The city of Minneapolis has hired an outside firm to investigate the leak of a draft report that detailed how police in some cases urged paramedics to sedate people with ketamine.
The St. Paul-based firm NeuVest will interview city employees to determine the extent of the breach, which will touch on all the staff members who had access to the draft report. The City Clerk's office said state law gives it the authority to determine if the leak of the draft report has resulted in any breach of private data, which under state law could expose someone to a misdemeanor charge.
"It's important for us to do this investigation, which is required by the law, and for us to educate people on how to effectively conduct oversight of the government," said Christian Rummelhoff, assistant city clerk and director of records and information management who is overseeing the investigation.
City Clerk Casey Carl said the leak investigation is the largest the city has launched since he was hired in 2010. Rummelhoff said he doesn't know how much the investigation would cost the city. He said a copy of the contract between NeuVest and city wasn't available Tuesday.
The leak investigation started about two weeks after the Star Tribune published a story on June 15 about the draft report, conducted by the city's Office of Police Conduct Review.
The draft report, which did not contain any names of people associated with ketamine incidents, had been circulated within City Hall.
Council Member Jeremiah Ellison said it's important to protect personal medical information, but he doesn't want people punished for providing information that's in the public interest. "I don't think it's right for the city to go pursuing people who would leak valuable information, especially something like the ketamine situation," he said.
Jane Kirtley, a professor of media ethics and law at the University of Minnesota, said a leak like the draft report on ketamine use is a "matter of legitimate public concern" that "outweighs whatever harm it is that the city is trying to claim."
"Leak investigations like this are usually prompted by embarrassment over the underlying matter that was leaked," Kirtley said.
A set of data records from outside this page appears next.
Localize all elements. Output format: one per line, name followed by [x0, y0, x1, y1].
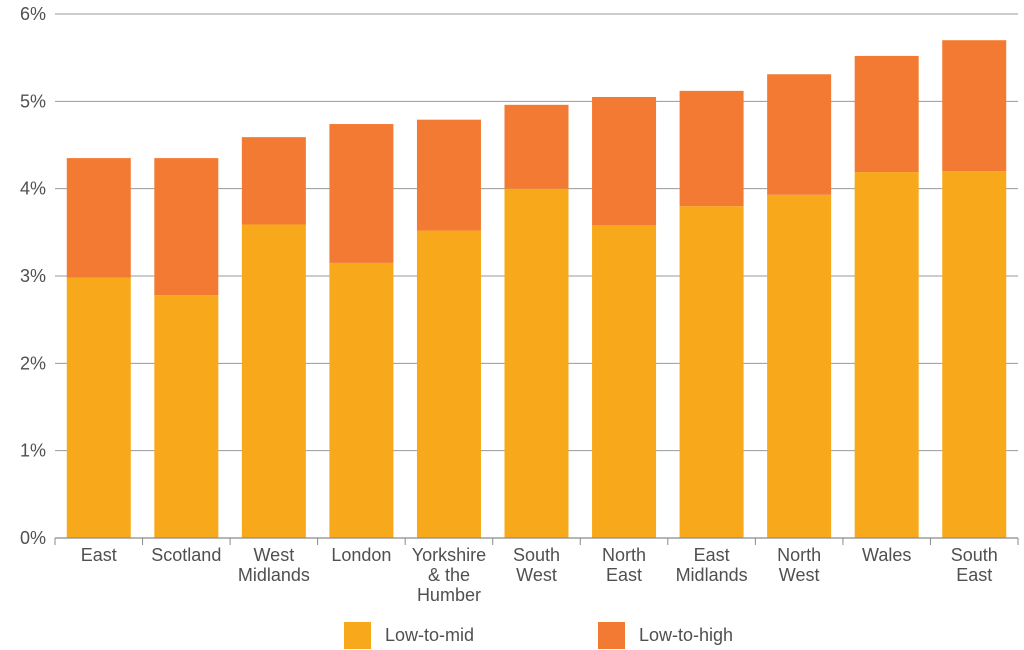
y-tick-label: 4% [20, 179, 46, 199]
legend-swatch-low-to-high [598, 622, 625, 649]
stacked-bar-chart: 0%1%2%3%4%5%6% East Scotland West MidlandsL… [0, 0, 1024, 620]
y-tick-label: 5% [20, 91, 46, 111]
bar-low-to-high-0 [67, 158, 131, 278]
x-tick-label-line: West [516, 565, 557, 585]
bar-low-to-high-4 [417, 120, 481, 231]
x-tick-label: Scotland [151, 545, 221, 565]
x-tick-label-line: East [81, 545, 117, 565]
x-tick-label-line: & the [428, 565, 470, 585]
x-tick-label: South West [513, 545, 560, 585]
x-tick-label-line: Yorkshire [412, 545, 486, 565]
bar-low-to-mid-10 [942, 171, 1006, 538]
x-tick-label-line: Midlands [676, 565, 748, 585]
x-tick-label-line: East [694, 545, 730, 565]
x-tick-label: South East [951, 545, 998, 585]
bar-low-to-mid-2 [242, 224, 306, 538]
bar-low-to-high-5 [505, 105, 569, 189]
bar-low-to-mid-0 [67, 278, 131, 538]
legend-swatch-low-to-mid [344, 622, 371, 649]
y-tick-label: 2% [20, 353, 46, 373]
bar-low-to-high-10 [942, 40, 1006, 171]
legend-item-low-to-mid: Low-to-mid [344, 622, 474, 649]
y-tick-label: 0% [20, 528, 46, 548]
x-tick-label: West Midlands [238, 545, 310, 585]
bar-low-to-high-7 [680, 91, 744, 206]
x-tick-label-line: South [951, 545, 998, 565]
x-tick-label-line: West [779, 565, 820, 585]
bar-low-to-mid-3 [329, 263, 393, 538]
x-tick-label: East [81, 545, 117, 565]
x-tick-label-line: London [331, 545, 391, 565]
bar-low-to-high-1 [154, 158, 218, 295]
x-tick-label-line: Wales [862, 545, 911, 565]
y-tick-label: 3% [20, 266, 46, 286]
bar-low-to-mid-1 [154, 295, 218, 538]
bar-low-to-mid-7 [680, 206, 744, 538]
x-tick-label-line: Humber [417, 585, 481, 605]
y-tick-label: 1% [20, 441, 46, 461]
x-tick-label-line: South [513, 545, 560, 565]
x-axis [55, 538, 1018, 545]
y-tick-label: 6% [20, 4, 46, 24]
bar-low-to-mid-4 [417, 231, 481, 538]
x-tick-label-line: North [777, 545, 821, 565]
x-tick-label-line: East [606, 565, 642, 585]
x-tick-label-line: Midlands [238, 565, 310, 585]
y-axis-ticks: 0% 1% 2% 3% 4% 5% 6% [20, 4, 46, 548]
bar-low-to-high-8 [767, 74, 831, 195]
x-tick-label: Wales [862, 545, 911, 565]
x-tick-label-line: Scotland [151, 545, 221, 565]
bar-low-to-mid-8 [767, 195, 831, 538]
legend: Low-to-mid Low-to-high [0, 620, 1024, 650]
bar-low-to-high-6 [592, 97, 656, 225]
bar-low-to-mid-5 [505, 189, 569, 538]
x-tick-label-line: North [602, 545, 646, 565]
x-tick-label: North East [602, 545, 646, 585]
x-tick-label: London [331, 545, 391, 565]
bar-low-to-high-2 [242, 137, 306, 224]
x-tick-label: East Midlands [676, 545, 748, 585]
bars [67, 40, 1006, 538]
x-tick-label: Yorkshire & the Humber [412, 545, 486, 605]
bar-low-to-high-9 [855, 56, 919, 172]
bar-low-to-mid-6 [592, 225, 656, 538]
legend-label-low-to-high: Low-to-high [639, 625, 733, 646]
x-tick-label: North West [777, 545, 821, 585]
legend-label-low-to-mid: Low-to-mid [385, 625, 474, 646]
x-tick-label-line: West [254, 545, 295, 565]
bar-low-to-mid-9 [855, 172, 919, 538]
bar-low-to-high-3 [329, 124, 393, 263]
legend-item-low-to-high: Low-to-high [598, 622, 733, 649]
x-tick-label-line: East [956, 565, 992, 585]
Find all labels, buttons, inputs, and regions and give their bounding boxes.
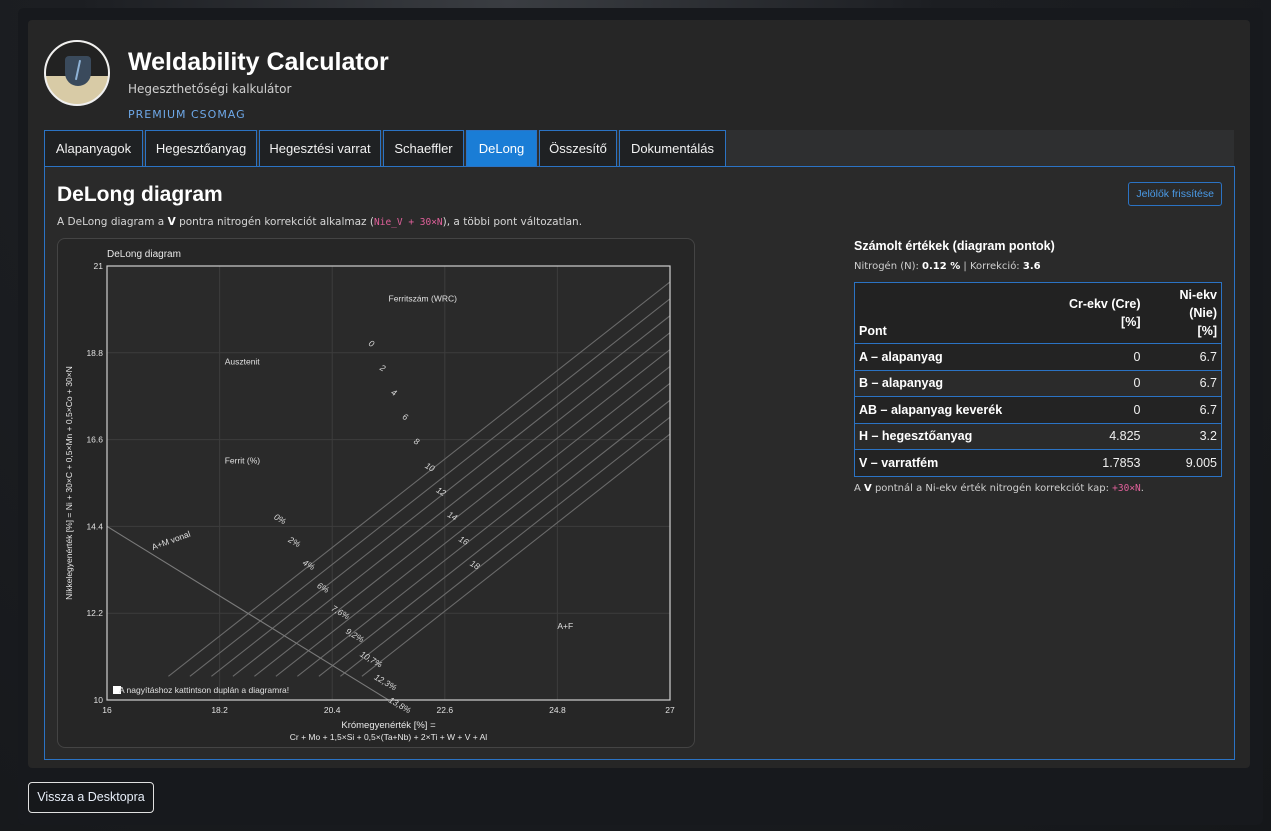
row-ni: 6.7 <box>1144 343 1222 370</box>
x-tick-label: 20.4 <box>324 705 341 715</box>
results-table: Pont Cr-ekv (Cre) [%] Ni-ekv (Nie) [%] A –… <box>854 282 1222 477</box>
panel-title: DeLong diagram <box>57 183 223 206</box>
table-row: H – hegesztőanyag 4.825 3.2 <box>854 422 1222 450</box>
ferrite-line <box>189 298 670 677</box>
results-title: Számolt értékek (diagram pontok) <box>854 239 1055 253</box>
ferrite-line <box>254 348 670 677</box>
row-cr: 1.7853 <box>1060 449 1145 476</box>
x-axis-label: Krómegyenérték [%] = <box>341 720 436 731</box>
x-tick-label: 27 <box>665 705 675 715</box>
tab-osszesito[interactable]: Összesítő <box>539 130 617 166</box>
zoom-hint-icon <box>113 686 121 694</box>
tab-schaeffler[interactable]: Schaeffler <box>383 130 464 166</box>
row-cr: 4.825 <box>1060 422 1145 450</box>
ferrite-number-label: 10 <box>423 460 436 474</box>
ferrite-number-label: 12 <box>435 485 448 499</box>
region-label: A+F <box>557 621 573 631</box>
app-title: Weldability Calculator <box>128 48 389 76</box>
y-tick-label: 14.4 <box>86 521 103 531</box>
x-axis-formula: Cr + Mo + 1,5×Si + 0,5×(Ta+Nb) + 2×Ti + … <box>290 732 488 742</box>
panel-description: A DeLong diagram a V pontra nitrogén kor… <box>57 216 583 228</box>
tab-hegesztoanyag[interactable]: Hegesztőanyag <box>145 130 257 166</box>
tab-alapanyagok[interactable]: Alapanyagok <box>44 130 143 166</box>
region-label: Ferrit (%) <box>225 455 261 465</box>
x-tick-label: 18.2 <box>211 705 228 715</box>
ferrite-number-label: 0 <box>367 338 376 349</box>
refresh-markers-button[interactable]: Jelölők frissítése <box>1128 182 1222 206</box>
y-tick-label: 10 <box>94 695 104 705</box>
am-line <box>107 525 389 700</box>
row-cr: 0 <box>1060 369 1145 397</box>
results-section: Számolt értékek (diagram pontok) Nitrogé… <box>854 237 1224 494</box>
app-header: Weldability Calculator Hegeszthetőségi k… <box>44 40 644 121</box>
col-cr: Cr-ekv (Cre) [%] <box>1060 282 1145 344</box>
plot-frame <box>106 265 671 701</box>
region-label: Ausztenit <box>225 357 261 367</box>
y-tick-label: 21 <box>94 261 104 271</box>
row-name: AB – alapanyag keverék <box>854 396 1061 423</box>
table-row: AB – alapanyag keverék 0 6.7 <box>854 396 1222 423</box>
row-name: H – hegesztőanyag <box>854 422 1061 450</box>
col-ni: Ni-ekv (Nie) [%] <box>1144 282 1222 344</box>
row-ni: 6.7 <box>1144 369 1222 397</box>
ferrite-number-label: 4 <box>390 387 399 398</box>
ferrite-number-label: 18 <box>468 558 481 572</box>
delong-chart[interactable]: 16 18.2 20.4 22.6 24.8 27 10 12.2 14.4 16.6 18.8 21… <box>57 238 695 748</box>
app-logo <box>44 40 110 106</box>
ferrite-line <box>361 433 670 677</box>
zoom-hint: A nagyításhoz kattintson duplán a diagra… <box>119 685 289 695</box>
ferrite-number-label: 16 <box>457 534 470 548</box>
ferrite-line <box>318 399 670 677</box>
plot-area <box>107 266 670 700</box>
tab-bar: Alapanyagok Hegesztőanyag Hegesztési var… <box>44 130 1234 166</box>
table-row: B – alapanyag 0 6.7 <box>854 369 1222 397</box>
tab-hegesztesi-varrat[interactable]: Hegesztési varrat <box>259 130 381 166</box>
ferrite-line <box>340 416 670 677</box>
app-subtitle: Hegeszthetőségi kalkulátor <box>128 82 292 96</box>
tab-dokumentalas[interactable]: Dokumentálás <box>619 130 726 166</box>
x-tick-label: 24.8 <box>549 705 566 715</box>
row-ni: 3.2 <box>1144 422 1222 450</box>
ferrite-line <box>297 382 670 677</box>
chart-title: DeLong diagram <box>107 249 181 260</box>
y-tick-label: 12.2 <box>86 608 103 618</box>
row-name: A – alapanyag <box>854 343 1061 370</box>
row-ni: 9.005 <box>1144 449 1222 476</box>
y-tick-label: 16.6 <box>86 435 103 445</box>
ferrite-number-label: 6 <box>401 411 410 422</box>
delong-chart-svg[interactable]: 16 18.2 20.4 22.6 24.8 271012.214.416.618.821… <box>58 239 694 747</box>
row-cr: 0 <box>1060 343 1145 370</box>
col-point: Pont <box>854 282 1061 344</box>
back-to-desktop-button[interactable]: Vissza a Desktopra <box>28 782 154 813</box>
ferrite-lines <box>107 281 670 700</box>
row-name: B – alapanyag <box>854 369 1061 397</box>
tab-delong[interactable]: DeLong <box>466 130 537 166</box>
y-tick-label: 18.8 <box>86 348 103 358</box>
row-name: V – varratfém <box>854 449 1061 476</box>
ferrite-number-label: 2 <box>377 362 387 374</box>
row-ni: 6.7 <box>1144 396 1222 423</box>
x-tick-label: 22.6 <box>437 705 454 715</box>
app-container: Weldability Calculator Hegeszthetőségi k… <box>28 20 1250 768</box>
y-axis-label: Nikkelegyenérték [%] = Ni + 30×C + 0,5×M… <box>64 366 74 600</box>
nitrogen-info: Nitrogén (N): 0.12 % | Korrekció: 3.6 <box>854 261 1041 272</box>
ferrite-line <box>211 315 670 677</box>
edition-label: PREMIUM CSOMAG <box>128 108 246 121</box>
region-label: Ferritszám (WRC) <box>389 294 458 304</box>
table-row: V – varratfém 1.7853 9.005 <box>854 449 1222 476</box>
ferrite-number-label: 14 <box>446 509 459 523</box>
delong-panel: DeLong diagram A DeLong diagram a V pont… <box>44 166 1235 760</box>
ferrite-number-label: 8 <box>412 436 421 447</box>
table-row: A – alapanyag 0 6.7 <box>854 343 1222 370</box>
row-cr: 0 <box>1060 396 1145 423</box>
ferrite-line <box>232 331 670 677</box>
ferrite-line <box>275 365 670 677</box>
ferrite-line <box>168 281 670 677</box>
nitrogen-note: A V pontnál a Ni-ekv érték nitrogén korr… <box>854 482 1144 494</box>
x-tick-label: 16 <box>102 705 112 715</box>
app-window: Weldability Calculator Hegeszthetőségi k… <box>18 8 1263 825</box>
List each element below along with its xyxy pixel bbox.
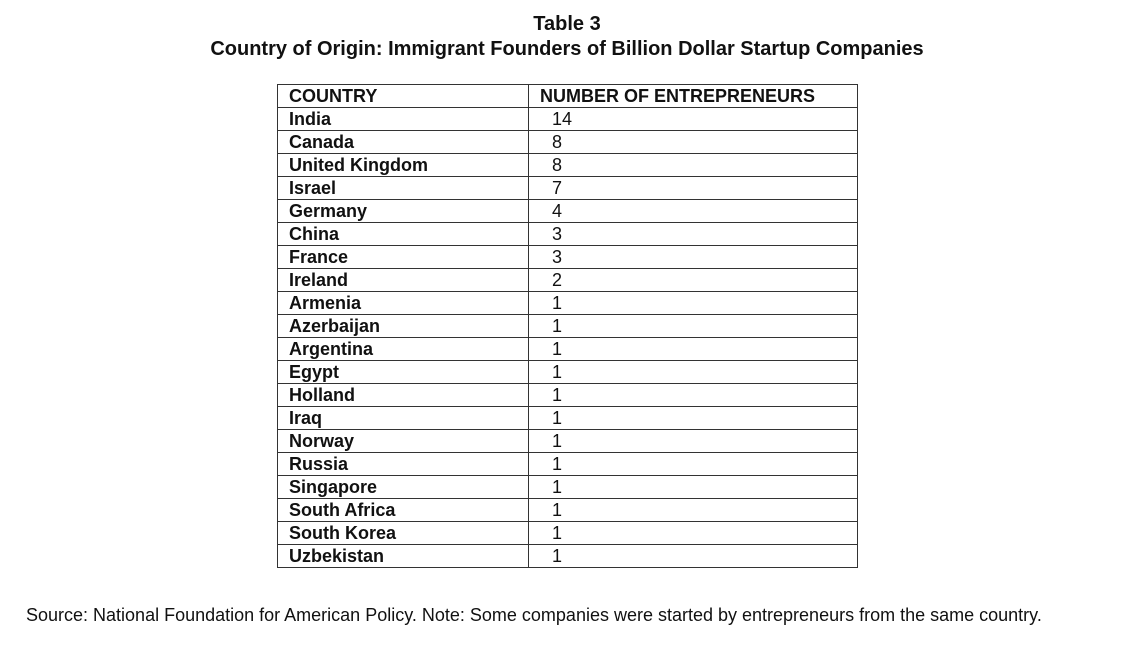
table-title: Country of Origin: Immigrant Founders of… xyxy=(210,38,924,60)
entrepreneur-count-cell: 1 xyxy=(528,498,858,522)
table-row: Germany 4 xyxy=(277,199,858,223)
table-row: Iraq 1 xyxy=(277,406,858,430)
table-row: Russia 1 xyxy=(277,452,858,476)
country-cell: Uzbekistan xyxy=(277,544,529,568)
table-number: Table 3 xyxy=(533,13,601,35)
country-cell: Ireland xyxy=(277,268,529,292)
entrepreneur-count-cell: 1 xyxy=(528,429,858,453)
entrepreneur-count-cell: 1 xyxy=(528,360,858,384)
table-row: Armenia 1 xyxy=(277,291,858,315)
country-cell: Egypt xyxy=(277,360,529,384)
table-row: United Kingdom 8 xyxy=(277,153,858,177)
entrepreneur-count-cell: 8 xyxy=(528,153,858,177)
table-row: South Korea 1 xyxy=(277,521,858,545)
entrepreneur-count-cell: 3 xyxy=(528,245,858,269)
table-row: Azerbaijan 1 xyxy=(277,314,858,338)
entrepreneur-count-cell: 14 xyxy=(528,107,858,131)
country-cell: Israel xyxy=(277,176,529,200)
entrepreneur-count-cell: 1 xyxy=(528,521,858,545)
table-row: China 3 xyxy=(277,222,858,246)
country-origin-table: COUNTRY NUMBER OF ENTREPRENEURS India 14 C… xyxy=(277,84,858,568)
entrepreneur-count-cell: 1 xyxy=(528,291,858,315)
country-cell: United Kingdom xyxy=(277,153,529,177)
table-row: Israel 7 xyxy=(277,176,858,200)
country-cell: Azerbaijan xyxy=(277,314,529,338)
table-header-row: COUNTRY NUMBER OF ENTREPRENEURS xyxy=(277,84,858,108)
table-row: Singapore 1 xyxy=(277,475,858,499)
country-cell: Holland xyxy=(277,383,529,407)
entrepreneur-count-cell: 1 xyxy=(528,544,858,568)
country-cell: Iraq xyxy=(277,406,529,430)
entrepreneur-count-cell: 8 xyxy=(528,130,858,154)
entrepreneur-count-cell: 1 xyxy=(528,383,858,407)
country-cell: India xyxy=(277,107,529,131)
entrepreneur-count-cell: 3 xyxy=(528,222,858,246)
table-container: COUNTRY NUMBER OF ENTREPRENEURS India 14 C… xyxy=(277,84,858,568)
country-cell: South Africa xyxy=(277,498,529,522)
entrepreneur-count-cell: 1 xyxy=(528,314,858,338)
table-row: South Africa 1 xyxy=(277,498,858,522)
table-row: Holland 1 xyxy=(277,383,858,407)
country-cell: Canada xyxy=(277,130,529,154)
table-row: Egypt 1 xyxy=(277,360,858,384)
entrepreneur-count-cell: 1 xyxy=(528,452,858,476)
entrepreneur-count-cell: 1 xyxy=(528,337,858,361)
source-note: Source: National Foundation for American… xyxy=(26,605,1042,625)
entrepreneur-count-cell: 7 xyxy=(528,176,858,200)
table-row: Norway 1 xyxy=(277,429,858,453)
country-cell: Armenia xyxy=(277,291,529,315)
column-header-country: COUNTRY xyxy=(277,84,529,108)
table-row: Canada 8 xyxy=(277,130,858,154)
country-cell: South Korea xyxy=(277,521,529,545)
country-cell: Argentina xyxy=(277,337,529,361)
entrepreneur-count-cell: 4 xyxy=(528,199,858,223)
entrepreneur-count-cell: 2 xyxy=(528,268,858,292)
title-block: Table 3 Country of Origin: Immigrant Fou… xyxy=(0,12,1134,62)
entrepreneur-count-cell: 1 xyxy=(528,475,858,499)
country-cell: Russia xyxy=(277,452,529,476)
entrepreneur-count-cell: 1 xyxy=(528,406,858,430)
column-header-entrepreneurs: NUMBER OF ENTREPRENEURS xyxy=(528,84,858,108)
country-cell: Singapore xyxy=(277,475,529,499)
table-row: Uzbekistan 1 xyxy=(277,544,858,568)
table-row: India 14 xyxy=(277,107,858,131)
country-cell: France xyxy=(277,245,529,269)
table-row: Ireland 2 xyxy=(277,268,858,292)
table-row: Argentina 1 xyxy=(277,337,858,361)
table-body: India 14 Canada 8 United Kingdom 8 Israel 7 Germ… xyxy=(277,107,858,568)
country-cell: Norway xyxy=(277,429,529,453)
country-cell: China xyxy=(277,222,529,246)
table-row: France 3 xyxy=(277,245,858,269)
country-cell: Germany xyxy=(277,199,529,223)
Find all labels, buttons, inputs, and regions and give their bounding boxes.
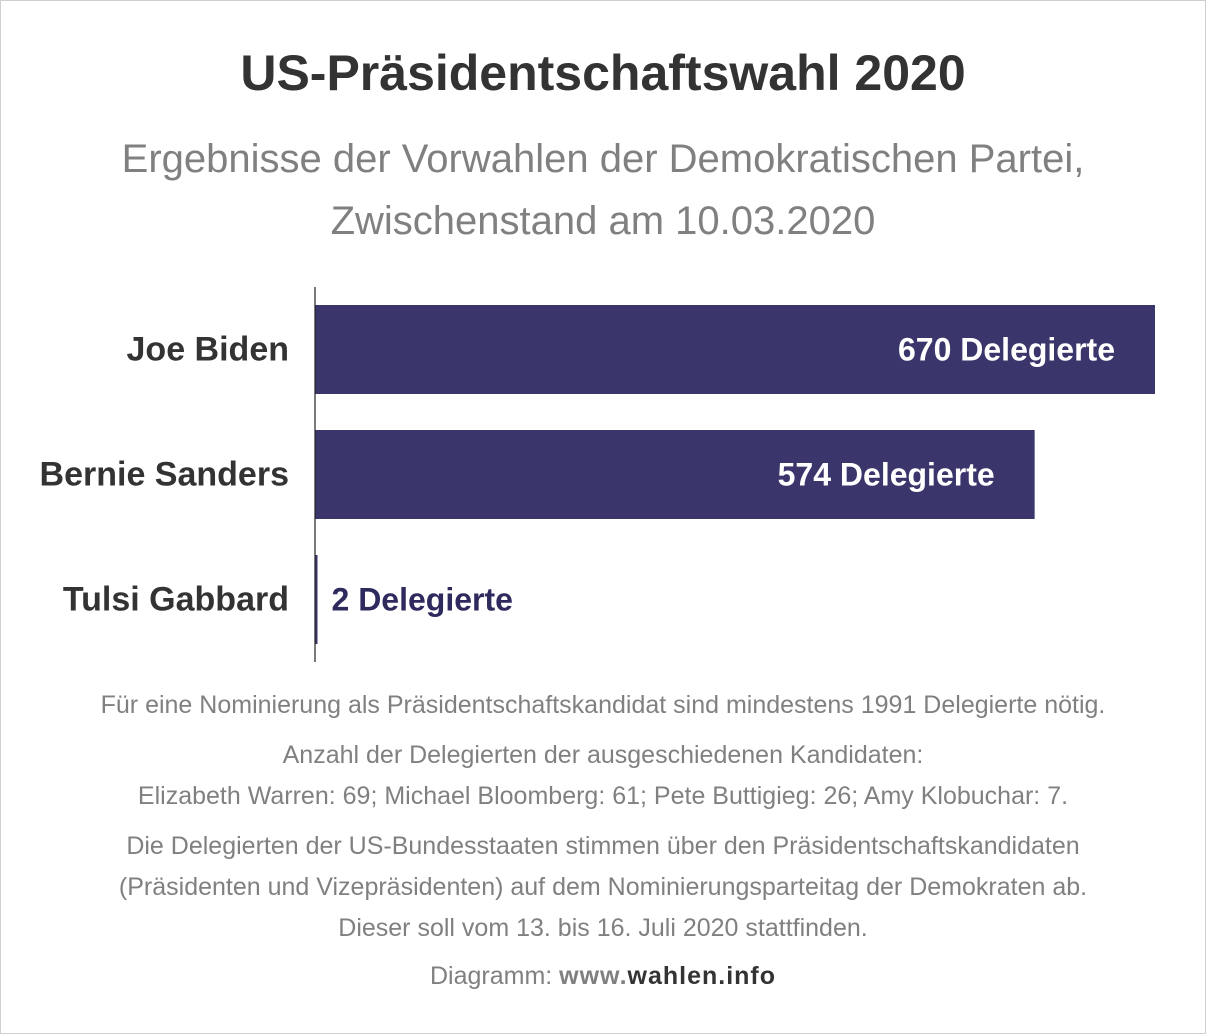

The city's move "chills whistleblowers from making disclosures that are matters of public interest."
The Star Tribune's reporting generated a public outcry that led Hennepin Healthcare to halt any study of ketamine use on patients without their consent. The city also hired former Acting U.S. Attorney General Sally Yates to investigate whether its police officers improperly influenced paramedics' decisions to use the drug.
"There's no time to waste in launching our independent review of the interaction between Minneapolis cops and medical personnel, and I am confident that Ms. Yates is the highest caliber candidate to lead a thorough investigation," Mayor Jacob Frey said a week after the story's publication.
In an interview Tuesday evening, Frey said he's not involved in the leak investigation. "We are focused very much on the investigation conducted by Sally Yates that gets to the bottom of interactions between Minneapolis police and EMS," he said.
Last week, the city's Office of Police Conduct Review released the final version of the report to the public and presented its findings to City Council members. Similar to the draft, the report detailed several occasions when Minneapolis police officers urged paramedics to sedate people with ketamine.
Last September, the U announced it had paid a law firm $74,400 to find out who leaked information to KSTP-TV about a sexual harassment investigation involving an associate athletic director. The U said later results were inconclusive.